I had lunch with a younger friend today. He runs an office for a major insurance company. In his first year, out of 800 agents in the state, he went from being unranked to being 29th to 52nd to 7th and then all the way up to Number 3, at the top of the mountain. He was a hero. He was made to feel important, celebrated, and held up to others as an example. Then he felt a calling to write a book and speak to groups of people, to share the wisdom about life that he had been learning. So, while continuing to work hard at insurance, he also had to devote time to the writing and speaking. A great book resulted. And his speaking is taking off. Meanwhile, though, his statewide ranking fell to 84th.
The insurance executives over him in the corporate ranks made it clear that they were not pleased. "You're a top 20 guy, not a top 80 guy." He then continued to operate in the top ten percent, even when also busy writing and speaking. But that was now considered a failure - for him. He got chiding and angry phone calls, and unpleasant, pressure filled visits. He was pressed heavily to forget the writing and speaking, and just do his job and produce his numbers, back in the stratosphere of achievement where he was clearly able to function.
One day, an executive visited his office while he was out with a client, and sat at his desk. A coworker thought it was his manager and came into the room saying his name. The executive corrected him and said he was just visiting, but while in the room, thought he might write a book. And this was apparently said with great sarcasm.
This says a lot to me about monumentally stupid business practices. When you have a superbly talented person running an office, and he discovers a side of himself that he wants to develop, then a great leader should encourage that development, while counseling the individual on how he might integrate it into his ongoing business life. But too many corporate executives shoot for predictability rather than true greatness among their people. Great people do great business. Whole people who feel appreciated, respected, and nurtured can work with a loyalty and edge that no one else can duplicate.
My friend should have been encouraged and supported in what he was doing. He should have been applauded even if his new interest were music or sculpture, or long distance running. But it was writing and speaking on topics that can help other people to be great - including people in his own company. So it's not like this development is in any way irrelevant to his business and the corporation, nationally - in fact, quite the opposite. His bosses could have cultivated a talent that would be able to benefit them all in numerous ways, but chose to deal with him instead with harshness, pressure, criticism, and even sarcasm. Do they really think this is the best way to get him to take his work with them to the next level? I was astonished to hear about it. It was, to me, inconceivable to me that people in executive positions could be so dumb. My exceptional friend told me all this with a calm and accepting demeanor, but intimated that he couldn't see continuing on under such conditions, over the long term. Who could?
Too many leaders are really idiots about talent. They view everything with tunnel vision. They want, in my friend's words, "just racehorses who will continue to improve their times." Their vision for what they're doing is far too narrow, and their treatment of others is self defeating.
So, please let me make an appeal to those who are in leadership positions. We want whole people, flourishing people to work with us, not just one-dimensional obsessives. Granted, a few one-dimentional obsessives can be quite productive. But you should never try to fill your organization full of them.

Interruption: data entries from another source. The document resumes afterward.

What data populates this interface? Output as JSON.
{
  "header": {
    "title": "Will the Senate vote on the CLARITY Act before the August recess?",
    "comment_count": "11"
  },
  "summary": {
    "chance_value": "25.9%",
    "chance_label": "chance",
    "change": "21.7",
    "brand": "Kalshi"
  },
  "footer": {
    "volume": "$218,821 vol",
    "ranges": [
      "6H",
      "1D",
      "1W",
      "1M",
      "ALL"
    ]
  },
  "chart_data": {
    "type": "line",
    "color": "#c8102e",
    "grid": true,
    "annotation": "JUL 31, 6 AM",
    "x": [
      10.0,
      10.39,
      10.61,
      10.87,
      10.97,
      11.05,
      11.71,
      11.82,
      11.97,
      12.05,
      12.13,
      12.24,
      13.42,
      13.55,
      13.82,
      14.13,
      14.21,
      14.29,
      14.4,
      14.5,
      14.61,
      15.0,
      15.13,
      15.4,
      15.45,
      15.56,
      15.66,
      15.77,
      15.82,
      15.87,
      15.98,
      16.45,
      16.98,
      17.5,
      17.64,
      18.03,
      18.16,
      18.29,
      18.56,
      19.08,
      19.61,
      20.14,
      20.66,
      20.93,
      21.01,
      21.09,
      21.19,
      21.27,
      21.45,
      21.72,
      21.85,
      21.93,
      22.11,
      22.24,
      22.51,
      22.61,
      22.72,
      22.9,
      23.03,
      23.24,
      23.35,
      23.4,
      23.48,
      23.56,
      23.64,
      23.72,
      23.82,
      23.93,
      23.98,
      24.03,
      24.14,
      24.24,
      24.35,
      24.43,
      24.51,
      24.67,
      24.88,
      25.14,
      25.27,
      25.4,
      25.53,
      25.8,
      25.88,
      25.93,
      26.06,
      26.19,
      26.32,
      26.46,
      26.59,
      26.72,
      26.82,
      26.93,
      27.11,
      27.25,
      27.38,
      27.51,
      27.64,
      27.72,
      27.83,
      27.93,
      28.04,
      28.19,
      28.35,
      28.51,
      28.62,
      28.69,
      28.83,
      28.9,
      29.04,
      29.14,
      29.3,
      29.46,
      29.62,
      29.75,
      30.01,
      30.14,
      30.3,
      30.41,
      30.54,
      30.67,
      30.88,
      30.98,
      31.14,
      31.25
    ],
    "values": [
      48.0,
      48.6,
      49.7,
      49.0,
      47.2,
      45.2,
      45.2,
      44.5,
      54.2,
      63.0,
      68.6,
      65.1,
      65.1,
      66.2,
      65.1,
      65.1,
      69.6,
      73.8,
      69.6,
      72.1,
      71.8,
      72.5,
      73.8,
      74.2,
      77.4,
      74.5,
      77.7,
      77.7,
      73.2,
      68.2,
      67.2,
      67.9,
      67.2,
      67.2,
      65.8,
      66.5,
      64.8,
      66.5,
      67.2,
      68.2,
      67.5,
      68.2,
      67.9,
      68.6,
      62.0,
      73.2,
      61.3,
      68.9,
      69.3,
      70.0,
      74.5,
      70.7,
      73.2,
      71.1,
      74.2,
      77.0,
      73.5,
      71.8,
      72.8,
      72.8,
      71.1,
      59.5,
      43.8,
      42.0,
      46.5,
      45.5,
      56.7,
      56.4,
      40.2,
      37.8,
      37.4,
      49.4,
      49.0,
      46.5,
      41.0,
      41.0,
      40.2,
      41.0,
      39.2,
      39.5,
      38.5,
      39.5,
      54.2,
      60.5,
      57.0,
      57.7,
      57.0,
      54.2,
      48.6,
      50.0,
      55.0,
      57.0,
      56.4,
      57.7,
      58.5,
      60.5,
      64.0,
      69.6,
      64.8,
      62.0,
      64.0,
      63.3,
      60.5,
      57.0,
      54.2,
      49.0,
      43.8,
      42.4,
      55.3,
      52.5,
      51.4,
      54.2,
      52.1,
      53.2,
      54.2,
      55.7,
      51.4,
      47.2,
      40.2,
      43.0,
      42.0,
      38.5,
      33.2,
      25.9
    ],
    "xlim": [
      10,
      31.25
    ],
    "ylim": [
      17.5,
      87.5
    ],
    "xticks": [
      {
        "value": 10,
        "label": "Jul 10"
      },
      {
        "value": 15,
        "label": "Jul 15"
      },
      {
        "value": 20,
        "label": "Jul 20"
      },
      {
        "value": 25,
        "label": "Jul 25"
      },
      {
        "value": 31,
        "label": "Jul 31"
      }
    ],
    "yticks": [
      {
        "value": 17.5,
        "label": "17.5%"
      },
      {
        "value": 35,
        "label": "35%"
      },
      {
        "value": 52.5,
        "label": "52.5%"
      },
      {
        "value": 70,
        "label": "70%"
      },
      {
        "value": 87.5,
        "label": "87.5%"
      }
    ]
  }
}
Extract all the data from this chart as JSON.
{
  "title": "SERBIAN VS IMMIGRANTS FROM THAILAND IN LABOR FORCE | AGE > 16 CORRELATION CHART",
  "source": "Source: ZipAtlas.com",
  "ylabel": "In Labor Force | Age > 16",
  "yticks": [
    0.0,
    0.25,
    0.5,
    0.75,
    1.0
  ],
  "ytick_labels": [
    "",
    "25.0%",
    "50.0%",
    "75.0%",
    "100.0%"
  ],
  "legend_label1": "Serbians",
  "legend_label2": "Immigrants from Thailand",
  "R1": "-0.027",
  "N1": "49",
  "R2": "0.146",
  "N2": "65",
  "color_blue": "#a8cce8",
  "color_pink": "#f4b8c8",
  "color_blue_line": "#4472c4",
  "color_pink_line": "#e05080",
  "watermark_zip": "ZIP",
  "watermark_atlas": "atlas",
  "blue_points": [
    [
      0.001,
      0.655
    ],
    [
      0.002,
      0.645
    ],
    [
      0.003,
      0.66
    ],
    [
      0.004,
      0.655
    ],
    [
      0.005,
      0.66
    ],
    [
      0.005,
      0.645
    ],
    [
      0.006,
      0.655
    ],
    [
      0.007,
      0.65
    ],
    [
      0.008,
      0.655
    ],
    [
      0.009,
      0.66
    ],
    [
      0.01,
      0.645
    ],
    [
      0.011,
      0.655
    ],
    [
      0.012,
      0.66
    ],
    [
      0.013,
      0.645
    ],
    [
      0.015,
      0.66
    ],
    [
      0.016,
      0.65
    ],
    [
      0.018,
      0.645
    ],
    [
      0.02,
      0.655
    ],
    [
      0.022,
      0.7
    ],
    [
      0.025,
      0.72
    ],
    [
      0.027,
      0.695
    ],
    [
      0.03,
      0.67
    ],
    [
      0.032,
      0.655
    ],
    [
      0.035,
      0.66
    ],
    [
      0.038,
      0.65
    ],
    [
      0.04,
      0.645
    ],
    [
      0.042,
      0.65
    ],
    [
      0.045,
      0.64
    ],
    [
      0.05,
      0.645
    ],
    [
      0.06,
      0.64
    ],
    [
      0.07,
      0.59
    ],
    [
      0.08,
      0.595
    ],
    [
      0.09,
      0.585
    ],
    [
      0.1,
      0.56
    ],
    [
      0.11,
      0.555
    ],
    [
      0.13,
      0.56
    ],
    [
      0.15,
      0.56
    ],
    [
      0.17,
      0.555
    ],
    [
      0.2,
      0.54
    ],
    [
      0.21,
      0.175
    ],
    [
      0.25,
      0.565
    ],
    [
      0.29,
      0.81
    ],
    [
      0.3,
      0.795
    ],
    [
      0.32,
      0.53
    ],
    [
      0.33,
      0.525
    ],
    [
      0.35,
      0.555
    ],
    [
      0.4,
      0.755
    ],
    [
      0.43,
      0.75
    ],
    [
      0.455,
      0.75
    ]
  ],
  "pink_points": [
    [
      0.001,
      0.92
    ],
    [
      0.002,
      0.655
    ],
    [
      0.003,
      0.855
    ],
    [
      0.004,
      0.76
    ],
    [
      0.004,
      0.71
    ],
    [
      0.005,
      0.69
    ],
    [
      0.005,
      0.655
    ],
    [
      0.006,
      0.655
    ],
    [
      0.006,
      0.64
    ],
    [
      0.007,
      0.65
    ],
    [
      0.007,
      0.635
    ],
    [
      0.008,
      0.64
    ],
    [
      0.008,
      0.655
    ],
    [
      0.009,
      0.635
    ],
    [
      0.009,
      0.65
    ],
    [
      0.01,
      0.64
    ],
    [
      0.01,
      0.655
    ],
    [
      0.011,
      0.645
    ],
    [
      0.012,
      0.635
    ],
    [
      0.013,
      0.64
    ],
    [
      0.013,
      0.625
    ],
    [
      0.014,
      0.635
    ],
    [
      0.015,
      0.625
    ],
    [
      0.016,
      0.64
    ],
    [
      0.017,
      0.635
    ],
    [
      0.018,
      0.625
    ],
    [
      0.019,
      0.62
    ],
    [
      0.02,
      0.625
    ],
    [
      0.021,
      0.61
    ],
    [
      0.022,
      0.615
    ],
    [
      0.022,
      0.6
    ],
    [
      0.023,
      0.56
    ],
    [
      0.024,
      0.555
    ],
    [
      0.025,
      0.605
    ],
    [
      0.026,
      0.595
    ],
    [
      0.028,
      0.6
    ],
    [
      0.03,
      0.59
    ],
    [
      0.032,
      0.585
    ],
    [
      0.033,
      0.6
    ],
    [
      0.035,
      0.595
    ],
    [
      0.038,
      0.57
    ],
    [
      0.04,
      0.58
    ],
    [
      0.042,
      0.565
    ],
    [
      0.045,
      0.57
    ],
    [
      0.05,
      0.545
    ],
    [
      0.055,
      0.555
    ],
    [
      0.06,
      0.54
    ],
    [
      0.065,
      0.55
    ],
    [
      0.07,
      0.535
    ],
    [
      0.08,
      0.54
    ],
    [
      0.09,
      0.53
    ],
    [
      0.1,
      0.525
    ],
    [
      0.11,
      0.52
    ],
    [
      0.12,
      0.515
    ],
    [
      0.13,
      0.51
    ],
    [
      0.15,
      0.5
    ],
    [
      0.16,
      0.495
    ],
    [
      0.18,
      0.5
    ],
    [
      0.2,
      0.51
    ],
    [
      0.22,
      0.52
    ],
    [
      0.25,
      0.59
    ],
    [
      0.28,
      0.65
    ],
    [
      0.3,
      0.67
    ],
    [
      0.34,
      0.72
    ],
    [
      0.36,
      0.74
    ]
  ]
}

Whole people can chart new territory, and do new things, and bring us a sort of greatness we never could have predicted, but only if we encourage and support them. If my friend had been encouraged and supported, I have no doubt that, after this initially demanding period of launching his new activities, he could have been back to his top spot in the state, or higher, and with a belief in the company that would have been contagious. He could have told their story with gusto, far and wide. They could have become a "Most Admired Place" to work.
The executives in question lost a rare and precious opportunity to make something spectacular happen, for their mutual good.